A general insurance company that writes Fine Art insurance has decided to use its historical loss data
Question:
A general insurance company that writes Fine Art insurance has decided to use its historical loss data to replace the current model (mostly based on underwriters’
experience and judgment) with a generalised linear model calibrated using historical loss data, and you are in charge of this investigation.
As a result of this investigation, you have produced a frequency/severity model where the severity distribution comes from an MBBEFD exposure curve. As for the frequency, you have modelled it as a Poisson distribution with Poisson rate depending on the following rating factors:
• Territory X1 (5 levels: US and Canada, Latin America, Europe, Asia, Middle East and Africa)
• Security level X2 (3 levels: low, medium, high)
and proportional to the exposure X3 (sum insured).

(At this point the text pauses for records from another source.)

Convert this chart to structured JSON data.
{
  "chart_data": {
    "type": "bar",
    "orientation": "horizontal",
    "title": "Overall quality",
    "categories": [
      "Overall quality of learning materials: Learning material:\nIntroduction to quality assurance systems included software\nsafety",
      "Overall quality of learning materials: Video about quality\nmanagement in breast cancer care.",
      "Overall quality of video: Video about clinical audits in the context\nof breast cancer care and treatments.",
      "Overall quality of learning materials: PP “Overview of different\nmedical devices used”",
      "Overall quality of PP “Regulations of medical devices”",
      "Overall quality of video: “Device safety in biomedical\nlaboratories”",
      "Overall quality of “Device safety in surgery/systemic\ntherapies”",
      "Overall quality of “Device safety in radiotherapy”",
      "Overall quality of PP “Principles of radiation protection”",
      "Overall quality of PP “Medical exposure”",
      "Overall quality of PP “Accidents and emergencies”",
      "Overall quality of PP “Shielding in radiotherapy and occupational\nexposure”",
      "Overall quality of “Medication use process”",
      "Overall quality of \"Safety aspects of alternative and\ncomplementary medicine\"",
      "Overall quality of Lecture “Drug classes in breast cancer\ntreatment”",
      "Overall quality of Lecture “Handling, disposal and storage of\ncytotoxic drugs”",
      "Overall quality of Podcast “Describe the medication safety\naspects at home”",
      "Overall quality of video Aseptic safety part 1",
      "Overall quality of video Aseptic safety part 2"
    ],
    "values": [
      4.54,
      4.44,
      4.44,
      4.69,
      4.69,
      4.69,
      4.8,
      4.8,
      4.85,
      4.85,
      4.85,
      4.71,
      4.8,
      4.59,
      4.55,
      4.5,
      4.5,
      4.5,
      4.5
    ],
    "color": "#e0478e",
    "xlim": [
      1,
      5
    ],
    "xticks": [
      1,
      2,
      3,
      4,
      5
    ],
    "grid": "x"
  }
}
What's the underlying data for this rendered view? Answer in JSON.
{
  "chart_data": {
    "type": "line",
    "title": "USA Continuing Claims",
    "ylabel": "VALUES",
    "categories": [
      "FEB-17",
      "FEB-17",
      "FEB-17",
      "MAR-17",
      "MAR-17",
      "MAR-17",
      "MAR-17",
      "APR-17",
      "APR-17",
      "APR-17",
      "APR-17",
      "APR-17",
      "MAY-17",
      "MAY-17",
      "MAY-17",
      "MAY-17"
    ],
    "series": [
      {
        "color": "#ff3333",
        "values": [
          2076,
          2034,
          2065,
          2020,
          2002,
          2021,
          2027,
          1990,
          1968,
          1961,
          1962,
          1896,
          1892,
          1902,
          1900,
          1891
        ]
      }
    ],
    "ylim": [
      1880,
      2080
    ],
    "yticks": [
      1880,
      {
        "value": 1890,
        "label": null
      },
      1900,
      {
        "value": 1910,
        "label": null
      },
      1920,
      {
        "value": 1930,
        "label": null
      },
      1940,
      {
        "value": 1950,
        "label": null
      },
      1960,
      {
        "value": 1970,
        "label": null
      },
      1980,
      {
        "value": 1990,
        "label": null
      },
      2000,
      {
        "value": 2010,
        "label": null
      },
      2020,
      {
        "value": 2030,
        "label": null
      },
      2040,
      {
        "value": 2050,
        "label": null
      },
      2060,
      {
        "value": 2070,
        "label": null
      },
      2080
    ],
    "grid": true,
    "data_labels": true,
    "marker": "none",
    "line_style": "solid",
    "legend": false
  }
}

i. Assuming the factors are non-interacting, write down an expression for the Poisson rate.
ii. Calculate the number of degrees of freedom of the model in (i).
According to the underwriters, the frequency of claims is not actually proportional to the exposure but sub-proportional. You then decide to explore a modified model in which the Poisson rate is proportional to X3 α , with α to be determined.
iii. Modify the expression for the Poisson rate to accommodate this modified model.
iv. Explain how you would test whether this change is actually an improvement using
(a) the Akaike Information Criterion (AIC), specifying what the relationship between the log-likelihood of the two models needs to be;
(b) a hold-out sample (i.e. a test data set that has not been used for calibration of the model).